In a brilliant double act, which one audience member aptly described as ‘thrilling,’ they presented a subtle, self-reflexive consideration of the problem of interdisciplinarity in Science Studies.
He is a recent graduate of UCSD’s program in philosophy and cognitive science currently doing a postdoc with a group of biologists studying circadian rhythms. She is a PhD candidate in our Communication Department, with a background in formal epistemology, currently embedded in a neuroscience lab.
Ben kicked off the proceedings with a ‘talk within a talk,’ outlining the lengthy discussion and review process by which circadian rhythm scientists decide how to represent biological clocks in their diagrams. He then turned the analytical lens on himself, describing the exasperating peer review process he is currently suffering through as he tries to get a paper on the diagrams published in a history and philosophy of science journal.
Rebecca’s presentation followed a similar structure. First she narrated the ironic tale of how her scientists have developed a mouse model of Down’s Syndrome that they insist is the ‘gold standard’ for studying the condition. In defiance of this verdict, however, they do not use it in their own research because it is expensive, aggressive, short-lived, non-procreative, and doesn’t mimic the cognitive impairments found in humans. Pulling the camera back, she then mused on why the various audiences for her talks refuse to recognize her work as truly interdisciplinary between philosophy and science studies.
The whole thing was as satisfying and ingenious as a Chinese Box, with drawers full of treasures and hidden compartments springing open at a touch.
In the Q&A, Lilly Irani sketched all the different players and constituencies that Ben and Rebecca had mentioned, and asked whether ‘interdisciplinary’ was really the right term. ‘What do you actually do when you’re with the scientists?’ she asked Rebecca.
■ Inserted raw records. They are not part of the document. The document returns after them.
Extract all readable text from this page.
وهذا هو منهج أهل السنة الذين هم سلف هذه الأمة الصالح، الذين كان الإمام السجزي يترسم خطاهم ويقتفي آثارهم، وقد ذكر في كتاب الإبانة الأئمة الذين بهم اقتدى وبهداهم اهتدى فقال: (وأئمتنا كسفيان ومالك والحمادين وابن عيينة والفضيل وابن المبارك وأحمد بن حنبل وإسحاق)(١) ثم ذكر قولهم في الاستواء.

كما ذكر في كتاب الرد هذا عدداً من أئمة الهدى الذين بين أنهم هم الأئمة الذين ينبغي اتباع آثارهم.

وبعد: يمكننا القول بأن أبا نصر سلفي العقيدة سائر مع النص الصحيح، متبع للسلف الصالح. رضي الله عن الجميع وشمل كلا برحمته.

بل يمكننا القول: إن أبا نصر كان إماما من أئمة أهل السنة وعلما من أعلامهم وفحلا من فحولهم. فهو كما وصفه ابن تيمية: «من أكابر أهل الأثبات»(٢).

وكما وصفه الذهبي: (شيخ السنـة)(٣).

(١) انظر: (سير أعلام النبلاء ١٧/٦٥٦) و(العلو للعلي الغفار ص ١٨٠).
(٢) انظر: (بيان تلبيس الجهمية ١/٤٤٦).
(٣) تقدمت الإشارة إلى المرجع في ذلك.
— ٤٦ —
The answer was totally unexpected. Rebecca is one of the few native English speakers in the lab, and, in her capacity as a ‘comm person’ she serves as sort of translator. She will tell the Anglophone scientists what one of their English-as-a-second-language colleagues said, sometimes having to use phonetic approximations for unfamiliar technical terms, which in turn get translated into scientific English. ‘Worthy of another whole book,’ Lilly opined.
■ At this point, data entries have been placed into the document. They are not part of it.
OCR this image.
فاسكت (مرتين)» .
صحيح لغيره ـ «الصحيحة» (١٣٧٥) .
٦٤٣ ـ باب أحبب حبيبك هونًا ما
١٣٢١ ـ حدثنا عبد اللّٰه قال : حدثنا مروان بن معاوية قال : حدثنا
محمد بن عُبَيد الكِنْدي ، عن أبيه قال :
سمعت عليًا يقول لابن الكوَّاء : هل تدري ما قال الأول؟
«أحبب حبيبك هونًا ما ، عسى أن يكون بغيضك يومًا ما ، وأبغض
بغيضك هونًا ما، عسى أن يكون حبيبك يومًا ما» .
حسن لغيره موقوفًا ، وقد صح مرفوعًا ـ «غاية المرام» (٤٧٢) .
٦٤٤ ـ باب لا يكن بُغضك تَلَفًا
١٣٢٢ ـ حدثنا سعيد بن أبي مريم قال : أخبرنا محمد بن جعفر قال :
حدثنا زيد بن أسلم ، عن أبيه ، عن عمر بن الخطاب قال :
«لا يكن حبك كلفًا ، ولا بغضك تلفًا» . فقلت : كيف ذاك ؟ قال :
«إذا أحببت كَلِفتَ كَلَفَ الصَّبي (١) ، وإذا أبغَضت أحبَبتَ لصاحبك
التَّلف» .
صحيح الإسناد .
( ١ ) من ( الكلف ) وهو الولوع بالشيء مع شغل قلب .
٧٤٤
Rebecca’s answer to Lilly’s question lay so far outside any notion of ‘communicating across fields’ that it made a nonsense of the whole arid concept. It was so jarringly human that it had the effect of replacing the notion of interdisciplinarity with something warm-blooded and alive, something about aligning with one another’s needs and interests, making ourselves useful, and promoting dialog at all levels and registers.
Complex, candid, and subtle, this colloquium session was a true lesson in communication.